Automation is a hot trend in technology, especially within the vehicle industry. One of the main purposes of an automated vehicle is to maximize people’s usage of previously wasted time. Instead of being annoyed by unpleasant traffic every day and needing to commit their full focus, people can use this previously wasted time for work or for relaxation during their commute. However, an increasing number of tragedies have occurred due to the existence of automated vehicles. For example, back in May of 2016, a self-driving Tesla vehicle ran under a truck when two vehicles were both crossing the same road at high speed, ending in a fatal tragedy. Dismayed at these catastrophes, Dr. John Lee in the industrial and systems engineering department at UW-Madison decided to investigate automated driving safety and determine how people can better use their time in vehicles.
Technology can help improve the safety of driving these autonomous vehicles by determining the speed and situations of other vehicles on the road. However, not all cases are the same. According to Lee, “There are some situations where if the drivers are not brought back to the roads, they would probably die.” Therefore, to ensure safety, the system must bring drivers back to the wheels at certain crucial points when the driver would otherwise put themselves or others in danger. There are several types of roads that the system cannot handle currently, such as branch roads and roundabout intersections. By assigning the tier characters to each kind of environment, the system determines whether it should request driver control. For example, when encountering a roundabout intersection, the system only takes care of entering the intersection, but the road to exit needs to be determined by the driver. If the driver is not responsive after requesting, the vehicle would be automatically directed to a safe place and stop, waiting for the driver to take back the wheel. In this way, the system does its best to ensure the driver’s safety.

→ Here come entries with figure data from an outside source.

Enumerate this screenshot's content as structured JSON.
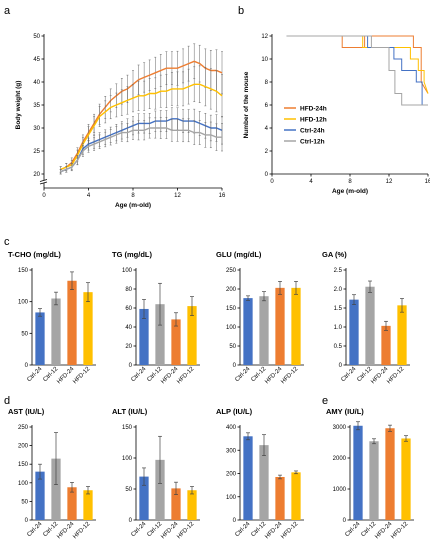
{
  "panel_letters": {
    "a": "a",
    "b": "b",
    "c": "c",
    "d": "d",
    "e": "e"
  },
  "chart_data": [
    {
      "panel": "a",
      "type": "line",
      "xlabel": "Age (m-old)",
      "ylabel": "Body weight (g)",
      "xlim": [
        0,
        16
      ],
      "ylim": [
        20,
        50
      ],
      "xticks": [
        0,
        4,
        8,
        12,
        16
      ],
      "yticks": [
        20,
        25,
        30,
        35,
        40,
        45,
        50
      ],
      "broken_axis": true,
      "error_bars": "SE",
      "series": [
        {
          "color": "#ED7D31",
          "x": [
            1.5,
            2,
            2.5,
            3,
            3.5,
            4,
            4.5,
            5,
            5.5,
            6,
            6.5,
            7,
            7.5,
            8,
            8.5,
            9,
            9.5,
            10,
            10.5,
            11,
            11.5,
            12,
            12.5,
            13,
            13.5,
            14,
            14.5,
            15,
            15.5,
            16
          ],
          "y": [
            21,
            21.5,
            22.5,
            24.5,
            27,
            29,
            31,
            33,
            34.5,
            36,
            37,
            38,
            38.5,
            39.5,
            40.5,
            41,
            41.5,
            42,
            42.5,
            43,
            43,
            43,
            43.5,
            44,
            44.5,
            44,
            43,
            42.5,
            42.5,
            42
          ],
          "err": [
            0.6,
            0.8,
            1,
            1.2,
            1.5,
            1.8,
            2,
            2.2,
            2.4,
            2.5,
            2.6,
            2.8,
            3,
            3,
            3.2,
            3.2,
            3.3,
            3.4,
            3.5,
            3.6,
            3.6,
            3.7,
            3.7,
            3.8,
            3.8,
            4,
            4.2,
            4.4,
            4.5,
            4.6
          ]
        },
        {
          "color": "#FFC000",
          "x": [
            1.5,
            2,
            2.5,
            3,
            3.5,
            4,
            4.5,
            5,
            5.5,
            6,
            6.5,
            7,
            7.5,
            8,
            8.5,
            9,
            9.5,
            10,
            10.5,
            11,
            11.5,
            12,
            12.5,
            13,
            13.5,
            14,
            14.5,
            15,
            15.5,
            16
          ],
          "y": [
            21,
            21.5,
            22,
            24,
            26.5,
            28.5,
            30.5,
            32.5,
            33.5,
            34.5,
            35,
            35.5,
            36,
            36.5,
            37,
            37,
            37.5,
            37.5,
            38,
            38,
            38.5,
            38.5,
            38.5,
            39,
            39.5,
            39.5,
            39,
            38.5,
            38,
            37
          ],
          "err": [
            0.6,
            0.8,
            1,
            1.2,
            1.5,
            1.8,
            2,
            2.2,
            2.4,
            2.5,
            2.6,
            2.8,
            3,
            3,
            3.2,
            3.2,
            3.3,
            3.4,
            3.5,
            3.6,
            3.6,
            3.7,
            3.7,
            3.8,
            3.8,
            4,
            4.2,
            4.4,
            4.5,
            4.6
          ]
        },
        {
          "color": "#4472C4",
          "x": [
            1.5,
            2,
            2.5,
            3,
            3.5,
            4,
            4.5,
            5,
            5.5,
            6,
            6.5,
            7,
            7.5,
            8,
            8.5,
            9,
            9.5,
            10,
            10.5,
            11,
            11.5,
            12,
            12.5,
            13,
            13.5,
            14,
            14.5,
            15,
            15.5,
            16
          ],
          "y": [
            20.5,
            21,
            21.5,
            23,
            25.5,
            26.5,
            27,
            27.5,
            28,
            28.5,
            29,
            29.5,
            30,
            30.5,
            31,
            31,
            31,
            31.5,
            31.5,
            31.5,
            32,
            32,
            31.5,
            31.5,
            31.5,
            31,
            30.5,
            30,
            30,
            29.5
          ],
          "err": [
            0.5,
            0.6,
            0.8,
            1,
            1.2,
            1.3,
            1.4,
            1.5,
            1.6,
            1.7,
            1.8,
            1.9,
            2,
            2,
            2.1,
            2.1,
            2.2,
            2.2,
            2.3,
            2.3,
            2.4,
            2.4,
            2.5,
            2.5,
            2.6,
            2.6,
            2.7,
            2.8,
            2.9,
            3
          ]
        },
        {
          "color": "#A5A5A5",
          "x": [
            1.5,
            2,
            2.5,
            3,
            3.5,
            4,
            4.5,
            5,
            5.5,
            6,
            6.5,
            7,
            7.5,
            8,
            8.5,
            9,
            9.5,
            10,
            10.5,
            11,
            11.5,
            12,
            12.5,
            13,
            13.5,
            14,
            14.5,
            15,
            15.5,
            16
          ],
          "y": [
            20.5,
            21,
            21.5,
            23,
            25,
            26,
            26.5,
            27,
            27.5,
            28,
            28.5,
            29,
            29,
            29.5,
            29.5,
            29.5,
            30,
            30,
            30,
            30,
            29.5,
            29.5,
            29.5,
            29.5,
            29,
            29,
            28.5,
            28.5,
            28,
            28
          ],
          "err": [
            0.5,
            0.6,
            0.8,
            1,
            1.2,
            1.3,
            1.4,
            1.5,
            1.6,
            1.7,
            1.8,
            1.9,
            2,
            2,
            2.1,
            2.1,
            2.2,
            2.2,
            2.3,
            2.3,
            2.4,
            2.4,
            2.5,
            2.5,
            2.6,
            2.6,
            2.7,
            2.8,
            2.9,
            3
          ]
        }
      ]
    },
    {
      "panel": "b",
      "type": "line",
      "subtype": "step",
      "xlabel": "Age (m-old)",
      "ylabel": "Number of the mouse",
      "xlim": [
        0,
        16
      ],
      "ylim": [
        0,
        12
      ],
      "xticks": [
        0,
        4,
        8,
        12,
        16
      ],
      "yticks": [
        0,
        2,
        4,
        6,
        8,
        10,
        12
      ],
      "legend_position": "center-right",
      "series": [
        {
          "name": "HFD-24h",
          "color": "#ED7D31",
          "x": [
            1.5,
            7.2,
            7.2,
            9.5,
            9.5,
            14.5,
            14.5,
            15.3,
            15.3,
            16
          ],
          "y": [
            12,
            12,
            11,
            11,
            12,
            12,
            11,
            11,
            8,
            7
          ]
        },
        {
          "name": "HFD-12h",
          "color": "#FFC000",
          "x": [
            1.5,
            9.3,
            9.3,
            14.2,
            14.2,
            15,
            15,
            15.6,
            15.6,
            16
          ],
          "y": [
            12,
            12,
            11,
            11,
            10,
            10,
            9,
            9,
            8,
            7
          ]
        },
        {
          "name": "Ctrl-24h",
          "color": "#4472C4",
          "x": [
            1.5,
            9.8,
            9.8,
            12.5,
            12.5,
            13.3,
            13.3,
            14.8,
            14.8,
            15.4,
            15.4,
            16
          ],
          "y": [
            12,
            12,
            11,
            11,
            10,
            10,
            9,
            9,
            8,
            8,
            6,
            6
          ]
        },
        {
          "name": "Ctrl-12h",
          "color": "#A5A5A5",
          "x": [
            1.5,
            10.2,
            10.2,
            12,
            12,
            12.6,
            12.6,
            13.3,
            13.3,
            15.2,
            15.2,
            16
          ],
          "y": [
            12,
            12,
            11,
            11,
            9,
            9,
            7,
            7,
            6,
            6,
            6,
            6
          ]
        }
      ]
    },
    {
      "panel": "c1",
      "type": "bar",
      "title": "T-CHO (mg/dL)",
      "categories": [
        "Ctrl-24",
        "Ctrl-12",
        "HFD-24",
        "HFD-12"
      ],
      "values": [
        83,
        105,
        133,
        115
      ],
      "err": [
        6,
        10,
        14,
        15
      ],
      "ylim": [
        0,
        150
      ],
      "yticks": [
        0,
        50,
        100,
        150
      ]
    },
    {
      "panel": "c2",
      "type": "bar",
      "title": "TG (mg/dL)",
      "categories": [
        "Ctrl-24",
        "Ctrl-12",
        "HFD-24",
        "HFD-12"
      ],
      "values": [
        59,
        64,
        48,
        62
      ],
      "err": [
        10,
        22,
        7,
        10
      ],
      "ylim": [
        0,
        100
      ],
      "yticks": [
        0,
        20,
        40,
        60,
        80,
        100
      ]
    },
    {
      "panel": "c3",
      "type": "bar",
      "title": "GLU (mg/dL)",
      "categories": [
        "Ctrl-24",
        "Ctrl-12",
        "HFD-24",
        "HFD-12"
      ],
      "values": [
        176,
        181,
        203,
        203
      ],
      "err": [
        6,
        12,
        17,
        17
      ],
      "ylim": [
        0,
        250
      ],
      "yticks": [
        0,
        50,
        100,
        150,
        200,
        250
      ]
    },
    {
      "panel": "c4",
      "type": "bar",
      "title": "GA (%)",
      "categories": [
        "Ctrl-24",
        "Ctrl-12",
        "HFD-24",
        "HFD-12"
      ],
      "values": [
        1.72,
        2.06,
        1.03,
        1.57
      ],
      "err": [
        0.13,
        0.15,
        0.12,
        0.18
      ],
      "ylim": [
        0,
        2.5
      ],
      "yticks": [
        0,
        0.5,
        1,
        1.5,
        2,
        2.5
      ],
      "ytick_labels": [
        "0",
        "0.5",
        "1.0",
        "1.5",
        "2.0",
        "2.5"
      ]
    },
    {
      "panel": "d1",
      "type": "bar",
      "title": "AST (IU/L)",
      "categories": [
        "Ctrl-24",
        "Ctrl-12",
        "HFD-24",
        "HFD-12"
      ],
      "values": [
        130,
        165,
        88,
        80
      ],
      "err": [
        20,
        70,
        13,
        10
      ],
      "ylim": [
        0,
        250
      ],
      "yticks": [
        0,
        50,
        100,
        150,
        200,
        250
      ]
    },
    {
      "panel": "d2",
      "type": "bar",
      "title": "ALT (IU/L)",
      "categories": [
        "Ctrl-24",
        "Ctrl-12",
        "HFD-24",
        "HFD-12"
      ],
      "values": [
        70,
        97,
        51,
        48
      ],
      "err": [
        14,
        38,
        10,
        6
      ],
      "ylim": [
        0,
        150
      ],
      "yticks": [
        0,
        50,
        100,
        150
      ]
    },
    {
      "panel": "d3",
      "type": "bar",
      "title": "ALP (IU/L)",
      "categories": [
        "Ctrl-24",
        "Ctrl-12",
        "HFD-24",
        "HFD-12"
      ],
      "values": [
        360,
        322,
        185,
        205
      ],
      "err": [
        15,
        45,
        8,
        6
      ],
      "ylim": [
        0,
        400
      ],
      "yticks": [
        0,
        100,
        200,
        300,
        400
      ]
    },
    {
      "panel": "e1",
      "type": "bar",
      "title": "AMY (IU/L)",
      "categories": [
        "Ctrl-24",
        "Ctrl-12",
        "HFD-24",
        "HFD-12"
      ],
      "values": [
        3040,
        2540,
        2960,
        2630
      ],
      "err": [
        130,
        80,
        100,
        90
      ],
      "ylim": [
        0,
        3000
      ],
      "yticks": [
        0,
        1000,
        2000,
        3000
      ]
    }
  ],
  "bar_colors": [
    "#4472C4",
    "#A5A5A5",
    "#ED7D31",
    "#FFC000"
  ]
}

“An automated vehicle has potential to really transform lives. And it is the time. Everybody has limited time.” — Professor Lee
Currently, there are two major companies developing automated vehicles — Tesla and Waymo — but in two different user modes. Tesla, as we most commonly hear about, is mainly developing cars that can drive themselves, but still need drivers sitting in the driving position. On the other hand, Waymo is more like Lyft without drivers. Users simply book Waymo online and self-driving cars come and pick them up. Lee is doing research that collaborates between Uber and Waymo. The automated vehicles would still need drivers, but with less action needed by these drivers.
Apart from improving the safety of vehicles, this research also investigates how to improve productivity in cars. Traditional vehicles require the full attention of the driver, whereas automated vehicles could free up some time for commuters to achieve other work during the previously occupied time of their commute. Professor Raffaella Sadun from Harvard University is working with Lee to determine the economic productivity of working or relaxing in vehicles. By arranging the configuration in vehicles appropriately, we can expect to reach maximum productivity.
Lee expects that there is a potential in this research for us to change our lives. According to a survey conducted by Lee’s colleague, longer time spent commuting is related to lower levels of happiness. It is the time for us to use technology to not only shorten our commutes, but also improve our happiness during these large portions of our daily lives.